Version Five: “…As we said in our marriage vows, inspired by Alain de Botton, and which I strive to live up to every day, ‘I promise to remember that we are both – as is all of humanity – deeply imperfect, and instead of being discouraged by this, to celebrate with humour our imperfections, to not expect to be fully understood, and to embark with hope on our journey together to become the best versions of ourselves’:-)…“
Version Six (not actually 2 RFMs…this one defies categorization!): “…When I was in love with each of my partners I learned SO much: how to build from the carpenter, how to cut hair from the hairstylist, sociology from the professor, political science and activism from the other professor, sailing from the boat guy, rock climbing from the climber, skiing from the snow man, hang gliding from the pilot, etc., etc.
Meanwhile, in separate pursuits I engaged in my multiple, serial careers, finally working in landscape architecture and city planning for the final 20 years. These provided such diversity within work that I remained interested and learning. Paralleling my careers was an interest in art that drew me to learning painting, drawing, silversmithing, batik, glassblowing, ceramics, spinning, weaving, and a few more. Now I’ve landed in botanical printing “eco printing” and natural dyeing, which may last a while because there is so much to learn and explore.

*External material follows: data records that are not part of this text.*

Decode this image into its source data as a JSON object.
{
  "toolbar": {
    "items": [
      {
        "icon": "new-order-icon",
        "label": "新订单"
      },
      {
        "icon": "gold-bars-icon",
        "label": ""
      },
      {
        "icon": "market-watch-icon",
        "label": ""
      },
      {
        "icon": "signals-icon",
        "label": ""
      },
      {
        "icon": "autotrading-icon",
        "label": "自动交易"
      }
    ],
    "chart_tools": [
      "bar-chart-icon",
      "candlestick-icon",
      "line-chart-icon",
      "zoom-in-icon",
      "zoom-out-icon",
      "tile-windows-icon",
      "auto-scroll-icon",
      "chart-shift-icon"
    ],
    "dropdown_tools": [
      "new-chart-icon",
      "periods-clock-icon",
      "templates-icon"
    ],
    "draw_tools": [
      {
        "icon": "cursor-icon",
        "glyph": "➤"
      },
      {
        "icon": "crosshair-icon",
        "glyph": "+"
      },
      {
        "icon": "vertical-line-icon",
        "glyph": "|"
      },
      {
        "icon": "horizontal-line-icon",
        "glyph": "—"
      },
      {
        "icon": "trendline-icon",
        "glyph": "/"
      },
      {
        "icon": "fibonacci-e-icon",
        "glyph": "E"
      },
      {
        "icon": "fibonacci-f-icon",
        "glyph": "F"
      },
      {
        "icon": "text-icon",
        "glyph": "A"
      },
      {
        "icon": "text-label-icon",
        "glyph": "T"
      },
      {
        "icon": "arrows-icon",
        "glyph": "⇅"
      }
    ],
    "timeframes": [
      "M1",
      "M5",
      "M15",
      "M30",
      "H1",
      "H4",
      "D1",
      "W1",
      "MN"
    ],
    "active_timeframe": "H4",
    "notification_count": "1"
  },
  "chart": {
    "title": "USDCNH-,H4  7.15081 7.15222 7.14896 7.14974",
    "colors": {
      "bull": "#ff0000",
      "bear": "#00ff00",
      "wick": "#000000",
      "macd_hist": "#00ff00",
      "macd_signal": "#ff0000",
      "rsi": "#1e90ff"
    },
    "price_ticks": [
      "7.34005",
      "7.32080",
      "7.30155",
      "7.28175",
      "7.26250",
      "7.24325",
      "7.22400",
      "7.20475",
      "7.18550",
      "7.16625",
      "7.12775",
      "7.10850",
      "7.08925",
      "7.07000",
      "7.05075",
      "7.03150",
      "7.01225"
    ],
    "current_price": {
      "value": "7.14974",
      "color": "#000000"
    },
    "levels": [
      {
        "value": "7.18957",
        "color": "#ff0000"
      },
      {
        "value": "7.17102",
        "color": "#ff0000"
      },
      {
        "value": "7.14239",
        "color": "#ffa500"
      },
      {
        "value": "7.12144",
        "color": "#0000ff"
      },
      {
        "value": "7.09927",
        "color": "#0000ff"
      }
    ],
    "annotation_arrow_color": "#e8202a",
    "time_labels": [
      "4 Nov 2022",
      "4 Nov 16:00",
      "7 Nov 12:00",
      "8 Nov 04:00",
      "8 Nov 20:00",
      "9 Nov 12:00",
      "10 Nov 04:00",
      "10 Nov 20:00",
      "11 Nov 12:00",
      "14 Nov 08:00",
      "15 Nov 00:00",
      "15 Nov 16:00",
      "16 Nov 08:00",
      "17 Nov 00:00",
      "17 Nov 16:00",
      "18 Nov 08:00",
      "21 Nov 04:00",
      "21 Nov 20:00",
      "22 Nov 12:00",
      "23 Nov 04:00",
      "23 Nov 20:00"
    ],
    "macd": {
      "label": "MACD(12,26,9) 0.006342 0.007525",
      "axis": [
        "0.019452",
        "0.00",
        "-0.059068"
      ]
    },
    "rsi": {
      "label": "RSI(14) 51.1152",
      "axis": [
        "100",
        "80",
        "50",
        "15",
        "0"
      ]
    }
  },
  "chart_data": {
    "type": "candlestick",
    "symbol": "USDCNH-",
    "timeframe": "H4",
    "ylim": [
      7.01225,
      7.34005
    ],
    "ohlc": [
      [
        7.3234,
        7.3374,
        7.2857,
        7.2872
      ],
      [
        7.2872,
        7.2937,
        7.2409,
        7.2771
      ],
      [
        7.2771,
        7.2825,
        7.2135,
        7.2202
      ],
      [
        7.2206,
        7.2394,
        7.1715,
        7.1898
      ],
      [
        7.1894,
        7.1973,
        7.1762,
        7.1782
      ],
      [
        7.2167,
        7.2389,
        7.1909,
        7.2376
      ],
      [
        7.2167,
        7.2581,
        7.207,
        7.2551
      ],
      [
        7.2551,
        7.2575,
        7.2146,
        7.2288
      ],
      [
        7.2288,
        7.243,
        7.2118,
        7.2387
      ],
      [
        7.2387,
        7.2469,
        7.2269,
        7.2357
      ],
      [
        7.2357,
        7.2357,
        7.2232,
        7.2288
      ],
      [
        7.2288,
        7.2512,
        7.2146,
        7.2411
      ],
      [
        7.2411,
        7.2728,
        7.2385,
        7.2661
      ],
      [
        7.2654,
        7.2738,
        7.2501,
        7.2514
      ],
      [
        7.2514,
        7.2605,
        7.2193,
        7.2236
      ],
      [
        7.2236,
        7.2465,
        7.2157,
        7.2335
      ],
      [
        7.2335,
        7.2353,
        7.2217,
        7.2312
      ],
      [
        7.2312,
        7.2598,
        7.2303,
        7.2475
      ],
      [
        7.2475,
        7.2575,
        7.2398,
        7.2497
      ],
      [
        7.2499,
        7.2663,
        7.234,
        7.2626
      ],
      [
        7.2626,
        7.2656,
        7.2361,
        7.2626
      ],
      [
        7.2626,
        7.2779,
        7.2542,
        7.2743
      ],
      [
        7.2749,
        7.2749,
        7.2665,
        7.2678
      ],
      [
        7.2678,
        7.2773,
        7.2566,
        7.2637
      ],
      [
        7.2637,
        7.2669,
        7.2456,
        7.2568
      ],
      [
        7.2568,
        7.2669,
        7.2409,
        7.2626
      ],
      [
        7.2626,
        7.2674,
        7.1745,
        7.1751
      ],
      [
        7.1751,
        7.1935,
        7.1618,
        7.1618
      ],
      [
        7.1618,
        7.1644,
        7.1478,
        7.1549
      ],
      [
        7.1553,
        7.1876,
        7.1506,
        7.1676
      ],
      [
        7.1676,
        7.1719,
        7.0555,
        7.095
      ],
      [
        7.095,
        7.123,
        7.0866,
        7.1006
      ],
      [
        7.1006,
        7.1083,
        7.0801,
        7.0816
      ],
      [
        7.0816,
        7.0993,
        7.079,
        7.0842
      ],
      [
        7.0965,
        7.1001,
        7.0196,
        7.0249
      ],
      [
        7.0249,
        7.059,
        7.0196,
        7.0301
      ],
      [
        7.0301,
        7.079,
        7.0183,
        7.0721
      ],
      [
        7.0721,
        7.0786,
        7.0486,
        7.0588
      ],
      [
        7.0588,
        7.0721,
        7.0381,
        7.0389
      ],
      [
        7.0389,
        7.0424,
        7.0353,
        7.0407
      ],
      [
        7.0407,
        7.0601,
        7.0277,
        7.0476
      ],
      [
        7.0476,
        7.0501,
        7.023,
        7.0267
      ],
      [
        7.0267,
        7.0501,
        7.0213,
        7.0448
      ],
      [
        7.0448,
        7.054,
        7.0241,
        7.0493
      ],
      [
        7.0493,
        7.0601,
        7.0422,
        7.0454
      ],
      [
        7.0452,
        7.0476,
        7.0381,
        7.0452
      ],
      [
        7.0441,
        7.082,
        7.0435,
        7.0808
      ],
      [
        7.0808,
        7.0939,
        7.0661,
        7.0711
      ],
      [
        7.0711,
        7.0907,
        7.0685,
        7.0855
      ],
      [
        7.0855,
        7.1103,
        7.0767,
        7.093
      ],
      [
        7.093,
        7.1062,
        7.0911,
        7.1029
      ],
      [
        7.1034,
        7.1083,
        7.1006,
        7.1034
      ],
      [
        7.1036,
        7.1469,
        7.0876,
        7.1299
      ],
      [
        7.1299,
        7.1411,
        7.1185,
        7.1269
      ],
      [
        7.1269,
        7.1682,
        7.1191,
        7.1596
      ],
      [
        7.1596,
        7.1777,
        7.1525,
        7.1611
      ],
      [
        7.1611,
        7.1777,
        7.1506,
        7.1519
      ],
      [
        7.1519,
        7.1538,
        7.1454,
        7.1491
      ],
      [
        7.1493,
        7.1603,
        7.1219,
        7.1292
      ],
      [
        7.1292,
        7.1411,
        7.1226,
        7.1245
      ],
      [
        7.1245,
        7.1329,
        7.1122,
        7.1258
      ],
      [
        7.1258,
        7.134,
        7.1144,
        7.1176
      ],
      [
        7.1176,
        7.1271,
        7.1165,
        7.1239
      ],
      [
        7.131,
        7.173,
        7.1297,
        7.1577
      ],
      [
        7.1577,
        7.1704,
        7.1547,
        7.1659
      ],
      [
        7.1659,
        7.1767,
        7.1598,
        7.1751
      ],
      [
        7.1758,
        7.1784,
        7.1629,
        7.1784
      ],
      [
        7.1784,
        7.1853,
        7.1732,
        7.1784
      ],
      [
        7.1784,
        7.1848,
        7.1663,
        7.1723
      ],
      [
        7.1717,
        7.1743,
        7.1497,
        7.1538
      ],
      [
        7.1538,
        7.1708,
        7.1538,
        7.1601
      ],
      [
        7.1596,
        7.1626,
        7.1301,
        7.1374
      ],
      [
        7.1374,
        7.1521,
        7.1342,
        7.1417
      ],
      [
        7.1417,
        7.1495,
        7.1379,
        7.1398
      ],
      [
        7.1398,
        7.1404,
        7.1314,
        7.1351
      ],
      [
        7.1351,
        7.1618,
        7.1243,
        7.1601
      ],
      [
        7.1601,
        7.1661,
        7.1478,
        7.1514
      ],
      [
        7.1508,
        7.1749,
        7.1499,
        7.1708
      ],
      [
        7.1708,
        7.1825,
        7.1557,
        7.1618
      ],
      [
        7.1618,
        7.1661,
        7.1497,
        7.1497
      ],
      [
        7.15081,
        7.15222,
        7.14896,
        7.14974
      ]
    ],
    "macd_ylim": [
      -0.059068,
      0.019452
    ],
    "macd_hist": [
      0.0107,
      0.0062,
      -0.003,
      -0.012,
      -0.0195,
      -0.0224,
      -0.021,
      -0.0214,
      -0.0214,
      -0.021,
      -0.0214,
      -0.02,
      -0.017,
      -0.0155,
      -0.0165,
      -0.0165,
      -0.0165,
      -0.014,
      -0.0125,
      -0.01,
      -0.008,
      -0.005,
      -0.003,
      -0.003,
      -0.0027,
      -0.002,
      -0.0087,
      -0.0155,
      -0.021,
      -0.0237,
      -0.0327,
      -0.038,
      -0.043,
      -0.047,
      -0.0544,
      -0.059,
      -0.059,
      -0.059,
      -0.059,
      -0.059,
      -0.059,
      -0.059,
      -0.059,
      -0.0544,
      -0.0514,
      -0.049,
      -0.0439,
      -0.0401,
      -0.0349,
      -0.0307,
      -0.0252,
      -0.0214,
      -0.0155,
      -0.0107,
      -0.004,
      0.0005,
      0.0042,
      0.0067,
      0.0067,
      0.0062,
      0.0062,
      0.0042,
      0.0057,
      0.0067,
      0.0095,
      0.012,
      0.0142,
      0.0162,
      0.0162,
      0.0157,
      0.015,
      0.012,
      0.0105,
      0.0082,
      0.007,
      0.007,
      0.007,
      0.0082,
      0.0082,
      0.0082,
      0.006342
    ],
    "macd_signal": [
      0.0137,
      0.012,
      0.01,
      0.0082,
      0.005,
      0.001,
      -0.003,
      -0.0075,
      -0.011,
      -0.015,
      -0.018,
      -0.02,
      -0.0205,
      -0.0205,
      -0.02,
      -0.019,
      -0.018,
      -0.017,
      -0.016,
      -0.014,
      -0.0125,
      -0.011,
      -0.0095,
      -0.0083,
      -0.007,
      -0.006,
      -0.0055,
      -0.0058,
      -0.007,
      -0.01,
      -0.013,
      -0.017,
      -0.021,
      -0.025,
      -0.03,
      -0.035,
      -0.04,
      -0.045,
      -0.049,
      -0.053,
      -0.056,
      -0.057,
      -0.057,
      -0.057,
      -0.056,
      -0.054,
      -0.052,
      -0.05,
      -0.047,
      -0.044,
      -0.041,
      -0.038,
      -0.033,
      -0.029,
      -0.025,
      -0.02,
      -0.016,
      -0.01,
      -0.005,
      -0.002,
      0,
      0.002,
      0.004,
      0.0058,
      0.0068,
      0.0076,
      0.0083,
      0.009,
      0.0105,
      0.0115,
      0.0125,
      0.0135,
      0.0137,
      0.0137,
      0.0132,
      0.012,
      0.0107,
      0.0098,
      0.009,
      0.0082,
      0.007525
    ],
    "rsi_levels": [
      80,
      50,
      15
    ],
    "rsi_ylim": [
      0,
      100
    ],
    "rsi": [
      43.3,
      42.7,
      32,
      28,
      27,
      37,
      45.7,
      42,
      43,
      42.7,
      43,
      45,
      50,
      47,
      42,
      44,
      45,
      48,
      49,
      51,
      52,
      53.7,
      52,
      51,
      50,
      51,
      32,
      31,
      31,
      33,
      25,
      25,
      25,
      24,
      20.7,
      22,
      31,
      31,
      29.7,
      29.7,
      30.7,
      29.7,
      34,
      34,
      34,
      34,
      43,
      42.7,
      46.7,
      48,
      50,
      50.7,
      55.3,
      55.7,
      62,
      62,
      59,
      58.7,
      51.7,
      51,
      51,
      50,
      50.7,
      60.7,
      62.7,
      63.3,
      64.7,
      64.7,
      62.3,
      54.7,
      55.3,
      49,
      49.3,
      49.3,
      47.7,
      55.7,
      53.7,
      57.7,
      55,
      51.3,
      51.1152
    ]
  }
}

This is just by way of explaining that the same desire to create a learning, growing edge in careers and art has led me through several relationships. Most have been wonderful, and many are still friends. Now, at 72, I am single and that’s just fine. My most recent attempts at partnering (the last with a therapist, a mistake!) have helped me realize that at this stage in my life I have no desire to expend the time and energy required to maintain a close woman-man relationship. There are too many interesting avenues to pursue – volunteer activities, friendships, always art, growing food, community involvement, children and grandchildren, always art – to feel like it’s worth the effort when I don’t feel I’m lacking anything…My love life was rich with learning and making and exploring, and the partnerships with other RFMs were the best of all – challenging and exciting and stimulating. But the maintenance, at this time of my life, is more than I wish to do, and I’m finding much intellectual stimulation without partnering to do it. For me, ‘how to find a partner’ is just the wrong question.”
Resources to explore:
Talks by Alain de Botton. His book, The Course of Love.
Anything by Esther Perel.
John Welwood books. Dr. Sue Johnson. The Gottman Institute.
James Hollis, The Eden Project: In Search of the Magical Other
To my bloggEEs: So ends the three parter on love and relationships. You see, there really wasn’t enough for a book. I hope you found it helpful. I’m sure I will be adding more on the topic over time. Thank you so much to all of you who sent in your experiences. Now I am working on the guided journal project for my third book. Let us know in the comments what you are thinking, feeling, and wondering. Much love, as always.